Foi finalmente encontrado o cadáver do terceiro pescador de amêijoa desaparecido no Tejo a 20 de Dezembro. O corpo foi recolhido ontem, Sábado, na ponta dos Corvos, concelho do Seixal, praticamente no mesmo sítio onde tinham surgido os cadáveres dos outros dois pescadores. A Política Marítima explicou à agência Lusa que o cadáver foi enviado para o hospital almadense Garcia de Orta. A Polícia Marítima não adiantou explicações sobre o motivo de o cadáver não ter sido encontrado até agora, uma vez que estava muito próximo do local onde os outros dois foram encontrados. Aparentemente, os três pescadores, tendo desaparecido da mesma forma, foram arrastados pela mesma corrente e para o mesmo ponto, tendo desaparecido no Barreiro e flutuado ao longo da margem esquerda do Tejo até se fixarem no Seixal.

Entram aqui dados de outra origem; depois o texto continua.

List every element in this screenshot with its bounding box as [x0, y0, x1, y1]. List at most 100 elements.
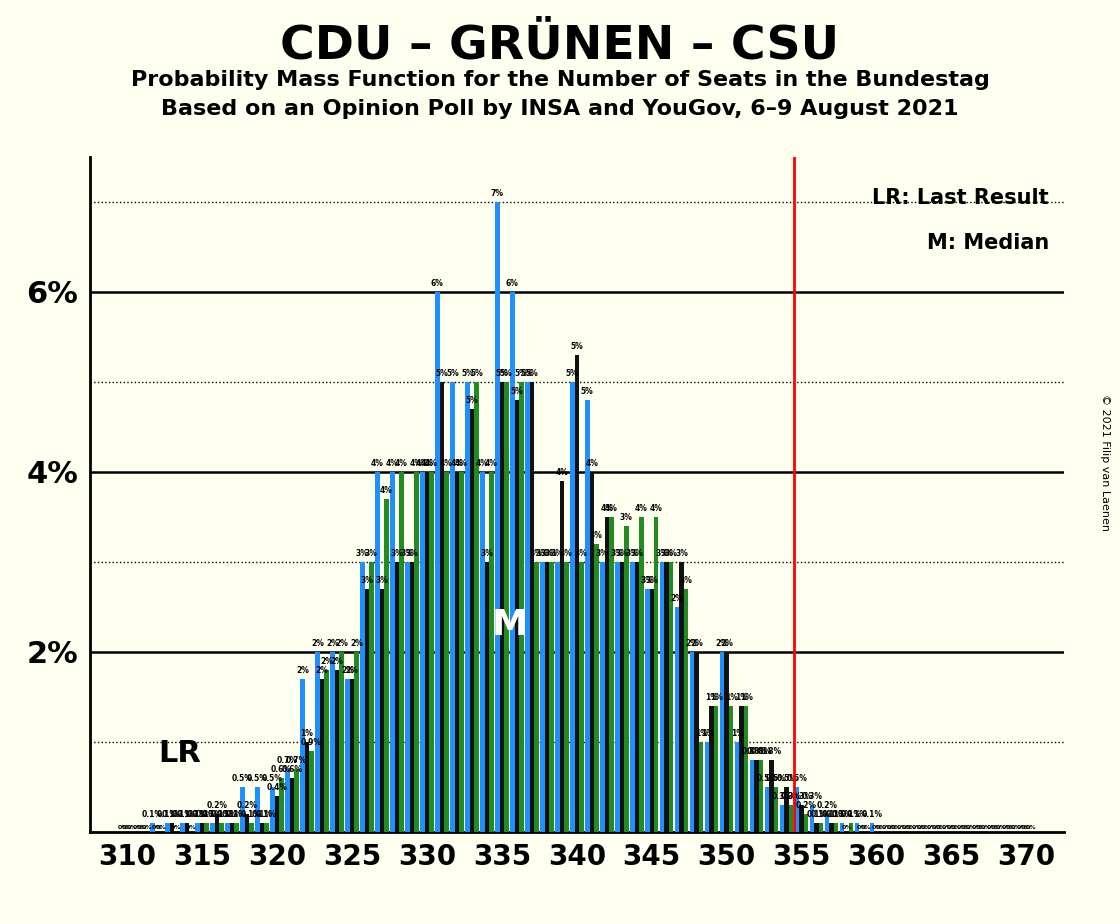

O primeiro cadáver foi encontrado às 17:30 do próprio Sábado, 20 de Janeiro, cerca de cinco horas depois de ter sido dado o alerta, e o segundo no dia 1 de Janeiro. Recorde-se que as autoridades empregaram vários meios de busca e salvamento ao longo do fim-de-semana de 20 e 21 de Dezembro, nomeadamente mantendo a esperança de encontrar o terceiro pescador ainda com vida durante esses dois. Posteriormente, quando se perdeu essa possibilidade, o raio de acção das buscas chegou a estender-se desde Vila Franca de Xira até Almada. #Desaparecimento

A apanha da amêijoa é uma fonte de rendimento para centenas de pessoas residentes na Margem Sul do Tejo, que arriscam a vida e enfrentam a fiscalização da Polícia Marítima (uma vez que a actividade é ilegal) a troco do preço elevado do marisco por quilo. Algumas pessoas conseguem transformar a actividade num trabalho a tempo parcial que complementa os orçamentos familiares. Outras conseguem até rendimentos bem melhores que o salário médio, tendo em conta também que, tratando-se de uma actividade ilegal, os pescadores não declaram qualquer rendimento. Contudo, os falecimentos têm-se sucedido ao longo dos anos, uma vez que nêm todos têm o devido conhecimento do Tejo e é fácil, mesmo para um pescador artesanal e que avança alguns metros a partir da margem, perder-se no nevoeiro e sucumbir à hipotermia.